In Ukraine, the National Agency for Prevention of Corruption is examining declarations by President Volodymyr Zelenskyy and the head of Ukraine’s Security Service, Ivan Bakanov. NAPC Chairman Oleksandr Novikov said the agency would take into account information published as part of the Pandora Papers investigation.
The Pandora Papers revealed that Zelenskyy and some of his close associates owned shares in an anonymous offshore entity. Documents show that Zelenskyy owned a stake in a shell company registered in the British Virgin Islands called Maltex Multicapital Corp, which is described in leaked records as holding shares in film-production and distribution companies. Zelenskyy did not respond to ICIJ partners’ repeated requests for comment during the reporting of the Pandora Papers.
In Canada, national tax authorities announced they were examining Pandora Papers information about local taxpayers. The Canada Revenue Agency said it was currently “identifying how to integrate Pandora Papers information” with the agency’s data and was “working with our international partners to pool resources and share information to develop an accurate picture of what the data is telling us,” according to Canada’s CTV News.
Last week, the Toronto Star, one of ICIJ’s partners in Canada, revealed the offshore holdings of numerous high-profile Canadians, including billionaires, an Olympian, and a pornography magnate.
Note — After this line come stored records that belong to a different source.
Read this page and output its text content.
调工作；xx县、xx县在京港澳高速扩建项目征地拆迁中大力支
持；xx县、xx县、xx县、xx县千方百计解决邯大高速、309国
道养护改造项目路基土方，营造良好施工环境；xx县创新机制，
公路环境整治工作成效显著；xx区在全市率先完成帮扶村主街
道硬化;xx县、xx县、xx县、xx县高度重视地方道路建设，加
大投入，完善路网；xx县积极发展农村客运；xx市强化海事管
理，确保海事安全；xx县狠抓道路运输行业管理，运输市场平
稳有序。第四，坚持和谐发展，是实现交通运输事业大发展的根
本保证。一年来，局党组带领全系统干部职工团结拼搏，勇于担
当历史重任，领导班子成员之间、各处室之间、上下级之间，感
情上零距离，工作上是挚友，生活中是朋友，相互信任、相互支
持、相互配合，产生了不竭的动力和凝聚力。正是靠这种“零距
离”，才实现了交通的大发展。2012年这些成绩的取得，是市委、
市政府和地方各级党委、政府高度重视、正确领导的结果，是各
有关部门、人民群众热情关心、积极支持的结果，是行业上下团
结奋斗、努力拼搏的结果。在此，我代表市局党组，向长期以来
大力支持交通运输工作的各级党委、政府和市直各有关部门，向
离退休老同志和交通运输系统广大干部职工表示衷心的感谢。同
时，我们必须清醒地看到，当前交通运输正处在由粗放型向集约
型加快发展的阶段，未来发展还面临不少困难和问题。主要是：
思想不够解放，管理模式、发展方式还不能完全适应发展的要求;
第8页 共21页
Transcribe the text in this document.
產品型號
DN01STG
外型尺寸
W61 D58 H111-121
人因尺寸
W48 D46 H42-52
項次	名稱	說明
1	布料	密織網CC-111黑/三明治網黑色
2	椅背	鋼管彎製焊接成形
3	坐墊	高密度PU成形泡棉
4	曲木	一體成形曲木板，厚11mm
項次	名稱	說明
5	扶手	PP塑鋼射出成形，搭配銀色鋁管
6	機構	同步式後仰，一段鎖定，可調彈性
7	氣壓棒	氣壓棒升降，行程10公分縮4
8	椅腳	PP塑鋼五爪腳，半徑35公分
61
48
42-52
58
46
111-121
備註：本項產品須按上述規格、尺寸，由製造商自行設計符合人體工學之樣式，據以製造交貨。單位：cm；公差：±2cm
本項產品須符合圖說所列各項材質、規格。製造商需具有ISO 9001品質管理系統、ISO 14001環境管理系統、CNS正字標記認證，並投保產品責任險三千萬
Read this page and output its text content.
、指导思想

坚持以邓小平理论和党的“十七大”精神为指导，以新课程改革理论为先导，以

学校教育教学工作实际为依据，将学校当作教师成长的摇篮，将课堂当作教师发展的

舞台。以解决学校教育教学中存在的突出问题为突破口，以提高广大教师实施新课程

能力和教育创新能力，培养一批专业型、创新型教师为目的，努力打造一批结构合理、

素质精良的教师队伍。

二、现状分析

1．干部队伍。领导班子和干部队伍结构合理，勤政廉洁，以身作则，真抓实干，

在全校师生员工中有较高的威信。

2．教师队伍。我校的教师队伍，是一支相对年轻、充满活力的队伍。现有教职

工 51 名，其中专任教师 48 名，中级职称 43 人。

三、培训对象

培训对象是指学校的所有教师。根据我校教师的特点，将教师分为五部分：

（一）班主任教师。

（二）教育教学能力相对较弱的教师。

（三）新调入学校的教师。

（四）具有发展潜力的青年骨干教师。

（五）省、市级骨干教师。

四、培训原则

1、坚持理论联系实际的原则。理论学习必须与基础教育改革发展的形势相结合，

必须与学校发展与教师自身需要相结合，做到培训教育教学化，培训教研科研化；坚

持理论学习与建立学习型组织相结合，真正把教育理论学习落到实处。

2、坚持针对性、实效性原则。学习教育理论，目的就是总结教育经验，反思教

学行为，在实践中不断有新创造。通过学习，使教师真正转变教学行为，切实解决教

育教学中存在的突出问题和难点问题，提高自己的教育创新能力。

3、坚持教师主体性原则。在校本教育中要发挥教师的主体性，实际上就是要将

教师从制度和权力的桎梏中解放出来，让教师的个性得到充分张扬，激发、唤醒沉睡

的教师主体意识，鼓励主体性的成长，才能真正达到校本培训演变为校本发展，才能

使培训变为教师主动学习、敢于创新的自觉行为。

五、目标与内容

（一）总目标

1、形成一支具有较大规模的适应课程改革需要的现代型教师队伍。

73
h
The CRA’s announcement follows calls from Ottawa legislators for investigations in response to those reports.
“According to the parliamentary budget officer, we lose over $25 billion each and every year to overseas tax havens,” said finance critic Peter Julian of the New Democratic Party, according to the Toronto Star. “It’s simply an untenable situation when you have the ultra-rich getting away with so much, and so many Canadians struggling with so little.
In Costa Rica, authorities announced that the local tax agency will address the involvement of Costa Rican taxpayers using offshore maneuvers revealed in the Pandora Papers.
In authoritarian Azerbaijan, where elections are rigged and political opponents repressed, an opposition party is demanding an explanation from the country’s president, Ilham Aliyev, over the naming of Aliyev and some of his family members in the Pandora Papers.
According to the website JAMnews, the Movement for Democracy and Prosperity, an Azerbaijani opposition group led by a U.S. based activist, has called on the Aliyevs to publicly explain significant real estate deals with offshore connections.
“No one doubts that dirty corruption money is the source of this business. For the reason that it would take Ilham Aliyev 3,070 years to accumulate such an amount, given his average salary for the reporting period,” said the statement from the group.
In Uruguay, the government entity that investigates money laundering and financing of terrorism will launch an investigation about the role of some law firms operating in the country that provide offshore services for clients around the world.
ICIJ’s partner Semanario Búsqueda reported that the agency said it is analyzing whether the anti-money laundering authorities should supervise the work of the firm Aleman, Cordero, Galindo & Lee (Alcogal), which has an office in Montevideo. Alcogal is one of the 14 offshore services providers whose leaked documents form the basis of the Pandora Papers investigation.